The Financial Supervisory Service has punished credit finance lender IBK Capital for leaking private information of its customers, FSS officials said Tuesday.
The state financial regulator said it issued a 6 million won ($5,500) fine and individual cautions to two executives and three employees of the capital firm.
The five are held responsible for exposing names and contact numbers of some 5,700 customers without consent in 2012, the FSS said. About 700 of these customers had their credit rating information stolen as well.
The FSS also issued an institutional warning to the company. Receiving three institutional cautions in one year results in an institutional warning, which is a higher level of penalty.
While recent financial security leaks revolve much around hacking of financial institutions’ database, the traditional method ― insiders leaking and appropriating customer information ― is still dominant, security experts said.
“More than half of the leaks in customers’ private information are in fact done by insiders,”- an engineer of the nation’s top-notch information technology security firm said, under the condition of anonymity.

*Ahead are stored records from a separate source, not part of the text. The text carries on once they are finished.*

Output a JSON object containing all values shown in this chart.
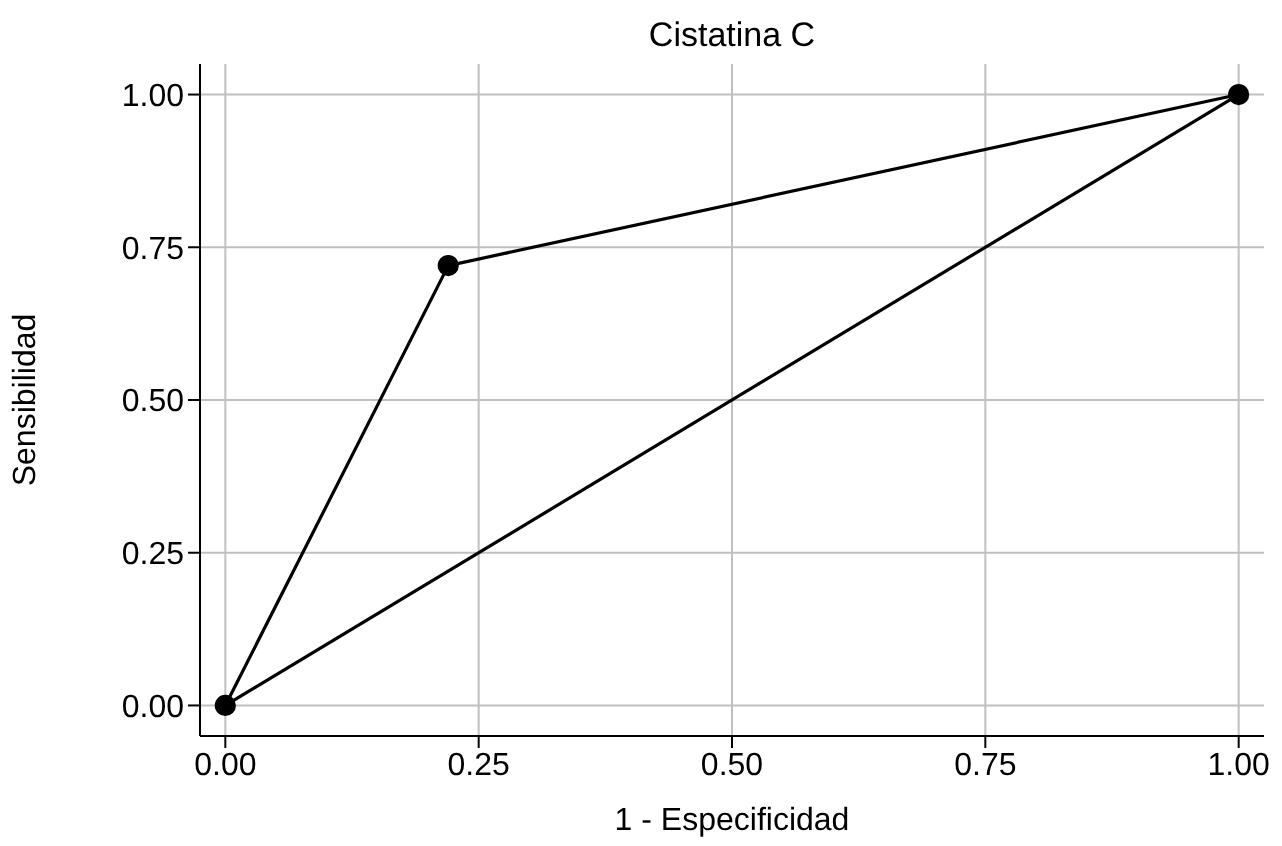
{
  "chart_data": {
    "type": "line",
    "title": "Cistatina C",
    "xlabel": "1 - Especificidad",
    "ylabel": "Sensibilidad",
    "series": [
      {
        "x": [
          0,
          0.22,
          1
        ],
        "values": [
          0,
          0.72,
          1
        ],
        "color": "#000000",
        "marker": "circle"
      },
      {
        "x": [
          0,
          1
        ],
        "values": [
          0,
          1
        ],
        "color": "#000000",
        "marker": "none"
      }
    ],
    "xlim": [
      -0.025,
      1.025
    ],
    "ylim": [
      -0.05,
      1.05
    ],
    "xticks": [
      {
        "value": 0,
        "label": "0.00"
      },
      {
        "value": 0.25,
        "label": "0.25"
      },
      {
        "value": 0.5,
        "label": "0.50"
      },
      {
        "value": 0.75,
        "label": "0.75"
      },
      {
        "value": 1,
        "label": "1.00"
      }
    ],
    "yticks": [
      {
        "value": 0,
        "label": "0.00"
      },
      {
        "value": 0.25,
        "label": "0.25"
      },
      {
        "value": 0.5,
        "label": "0.50"
      },
      {
        "value": 0.75,
        "label": "0.75"
      },
      {
        "value": 1,
        "label": "1.00"
      }
    ],
    "grid": true,
    "line_style": "solid"
  }
}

Aside from secondary lending institutions like IBK Capital, the country’s top-ranked banks have faced public allegations of appropriating customers’ private information ― including the certificate of information usage authorization and the private information of borrowers’ families ― for business purposes.

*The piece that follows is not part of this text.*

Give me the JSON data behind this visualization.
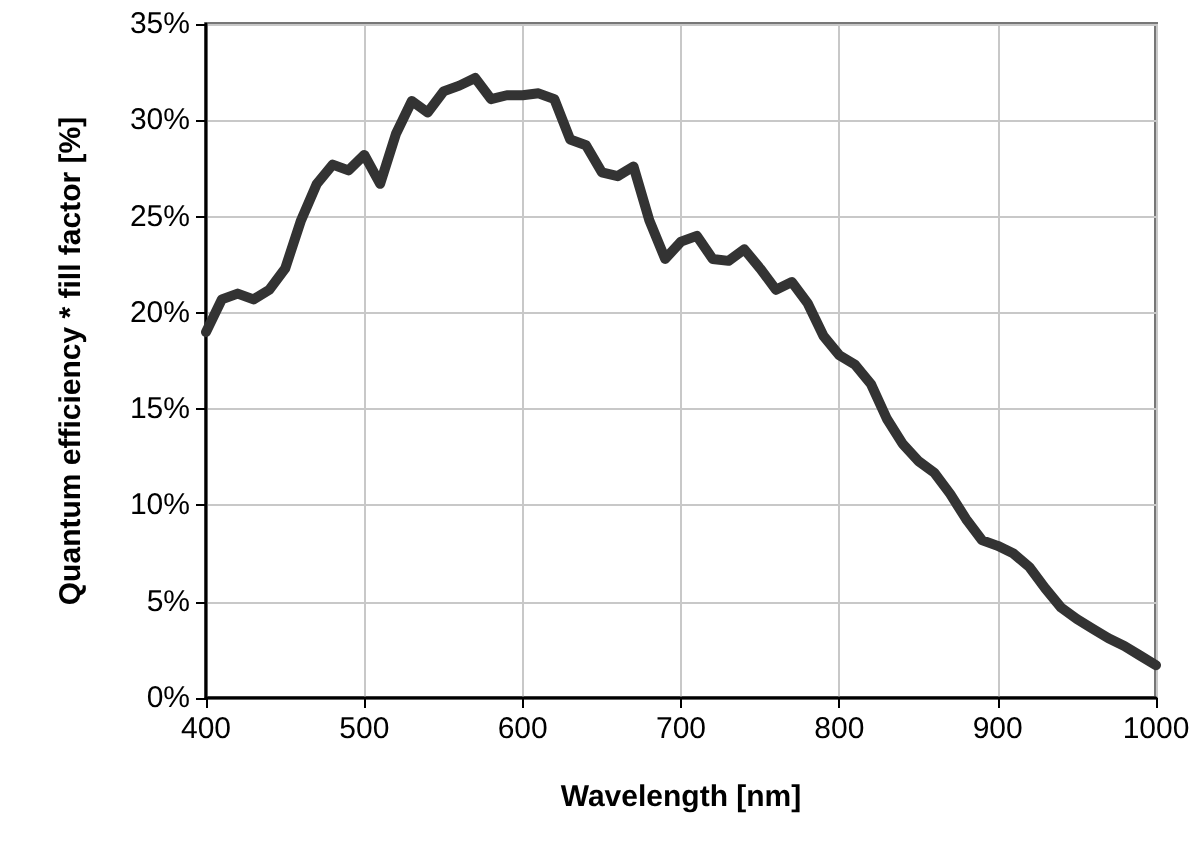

Nikolay Fedotov, Senior InfoWatch analyst comments: «As we can see, the penalty is quite small, for $1 for the victim, even given a number of compromised records and the nature of the company.
I think the much more important role is played by public notification of the violation and the punishment. Intentional and legal damage to business reputation of someone who leaked data, must have a much greater effect than just a penalty. The more competitive market in the country and the industry, the more effective is the "official warning" compared with the penalty.
It is necessary to focus on the money sanctions for countries and industries with no competition».